VG Frankfurt am Main (Aktenzeichen 1 G 1938/05(V))

 

Nachgehend

OVG Rheinland-Pfalz (Urteil vom 05.09.2012; Aktenzeichen 1 A 10423/12)

 

Tenor

Es wird festgestellt, dass das Beschwerdeverfahren im Hinblick auf die Eröffnung des Insolvenzverfahrens über das Vermögen der Antragstellerin durch Beschluss des Amtsgerichts A-Stadt vom 12. September 2005 (Geschäftsnummer 67c IN 312/05) seit diesem Zeitpunkt gemäß § 240 Satz 1 ZPO unterbrochen ist.

 

Gründe

Der Senat hat über die Frage, ob die gesetzliche Unterbrechungswirkung in § 240 Satz 1 ZPO eingetreten ist, eine förmliche Zwischenentscheidung zu treffen, da diese Frage zwischen den Beteiligten streitig ist und es insbesondere der Antragstellerin möglich sein muss, ihre Auffassung, der vorliegende Verfahrensgegenstand sei durch die Insolvenzeröffnung nicht betroffen und die Unterbrechungswirkung deshalb nicht eingetreten, zum Gegenstand einer gerichtlichen Prüfung und Entscheidung zu machen, weil hiervon abhängt, ob sie zum gegenwärtigen Zeitpunkt eine Entscheidung des Senats zur Sache erlangen kann.

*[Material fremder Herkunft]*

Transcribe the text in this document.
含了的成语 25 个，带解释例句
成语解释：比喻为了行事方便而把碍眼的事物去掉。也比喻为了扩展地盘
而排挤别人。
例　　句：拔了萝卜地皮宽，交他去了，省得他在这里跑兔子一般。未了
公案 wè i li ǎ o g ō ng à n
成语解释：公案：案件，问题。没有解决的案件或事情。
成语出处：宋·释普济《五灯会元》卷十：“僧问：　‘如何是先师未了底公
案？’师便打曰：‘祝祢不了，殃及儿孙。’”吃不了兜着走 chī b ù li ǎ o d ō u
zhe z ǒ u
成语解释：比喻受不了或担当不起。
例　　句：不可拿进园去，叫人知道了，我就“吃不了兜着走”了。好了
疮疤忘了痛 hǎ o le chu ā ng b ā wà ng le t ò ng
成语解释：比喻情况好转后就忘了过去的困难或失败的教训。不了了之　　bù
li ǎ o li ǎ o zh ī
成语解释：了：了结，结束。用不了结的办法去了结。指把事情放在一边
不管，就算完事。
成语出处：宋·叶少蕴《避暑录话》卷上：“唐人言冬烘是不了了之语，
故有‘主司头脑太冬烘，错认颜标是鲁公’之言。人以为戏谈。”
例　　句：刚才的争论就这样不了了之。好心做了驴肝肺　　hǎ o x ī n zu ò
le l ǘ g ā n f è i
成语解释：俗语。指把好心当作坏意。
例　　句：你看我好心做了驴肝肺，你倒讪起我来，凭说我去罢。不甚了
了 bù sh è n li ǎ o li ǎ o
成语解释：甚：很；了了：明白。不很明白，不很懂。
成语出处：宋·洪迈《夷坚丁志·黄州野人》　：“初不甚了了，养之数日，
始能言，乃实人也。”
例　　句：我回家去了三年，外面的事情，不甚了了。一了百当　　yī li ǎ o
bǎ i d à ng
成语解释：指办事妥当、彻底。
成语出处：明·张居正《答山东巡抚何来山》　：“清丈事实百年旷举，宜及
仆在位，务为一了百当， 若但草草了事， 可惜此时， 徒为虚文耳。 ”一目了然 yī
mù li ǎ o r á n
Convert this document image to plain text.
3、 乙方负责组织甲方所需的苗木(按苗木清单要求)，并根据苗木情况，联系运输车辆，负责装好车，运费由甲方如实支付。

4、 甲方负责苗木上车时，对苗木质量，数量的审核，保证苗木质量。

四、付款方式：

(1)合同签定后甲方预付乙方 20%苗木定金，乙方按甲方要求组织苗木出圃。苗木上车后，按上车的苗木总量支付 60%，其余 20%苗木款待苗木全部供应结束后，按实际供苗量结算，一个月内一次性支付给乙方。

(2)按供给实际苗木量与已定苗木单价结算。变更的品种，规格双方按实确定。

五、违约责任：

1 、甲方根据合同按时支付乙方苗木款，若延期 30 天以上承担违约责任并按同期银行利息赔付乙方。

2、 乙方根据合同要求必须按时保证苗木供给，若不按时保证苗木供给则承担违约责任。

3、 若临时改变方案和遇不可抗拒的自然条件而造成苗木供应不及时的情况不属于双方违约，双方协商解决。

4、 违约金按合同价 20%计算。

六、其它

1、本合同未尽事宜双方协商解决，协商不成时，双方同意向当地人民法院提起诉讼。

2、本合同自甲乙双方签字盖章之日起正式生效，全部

Es ist festzustellen, dass das Beschwerdeverfahren nach § 173 Satz 1 VwGO i.V.m. § 240 Satz 1 ZPO unterbrochen ist, da durch den Beschluss des Amtsgerichts A-Stadt vom 12. September 2005 das Insolvenzverfahren über das Vermögen der Antragstellerin eröffnet wurde und der Gegenstand dieses Beschwerdeverfahrens insgesamt die Insolvenzmasse betrifft. Ein anhängiges Verfahren betrifft die Insolvenzmasse (§ 35 InsO), wenn es zu ihr in rechtlicher oder wenigstens wirtschaftlicher Beziehung steht. Das im Verfahren für oder gegen den Insolvenzschuldner geltend gemachte Recht muss ganz oder teilweise zu Gunsten oder zu Lasten des zur Insolvenzmasse gehörenden Schuldnervermögens in Anspruch genommen werden. Dies ist nicht nur bei Verfahren der Fall, die unmittelbar eine Insolvenzforderung zum Gegenstand haben, sondern auch bei Klagen, die Voraussetzungen einer Insolvenzforderung oder Rechtsverhältnisse, von denen eine die Insolvenzmasse betreffende Forderung abhängt, klären sollen. Auch bei Klagen, die der Vorbereitung eines aktiv oder passiv die Masse betreffenden Anspruchs dienen, besteht die in § 240 ZPO vorausgesetzte Beziehung zur Insolvenzmasse, so dass der Rechtsstreit unterbrochen wird. Weiterhin ist bei Rechtsstreitigkeiten über Unterlassungsansprüche, die ein Verhalten zu unterbinden suchen, für das der Insolvenzschuldner ein Recht zur Seite zu haben glaubt, das im Falle seines Bestehens zur Insolvenzmasse gehören würde, oder die in anderer Weise die Insolvenzmasse berühren, eine solche ausreichende Beziehung zur Insolvenzmasse und damit der Eintritt der Unterbrechungswirkung anzunehmen. Demgegenüber werden nicht vermögensrechtliche Streitigkeiten, in denen es um höchstpersönliche Rechte geht, nicht unterbrochen, weil sie die Insolvenzmasse weder betreffen noch irgendwelchen Bezug auf die Insolvenzmasse haben (vgl. zum Vorstehenden: Uhlenbruck, Insolvenzordnung, Kommentar, 12. Aufl., § 85, Rdnr. 8 ff., m.w.N.).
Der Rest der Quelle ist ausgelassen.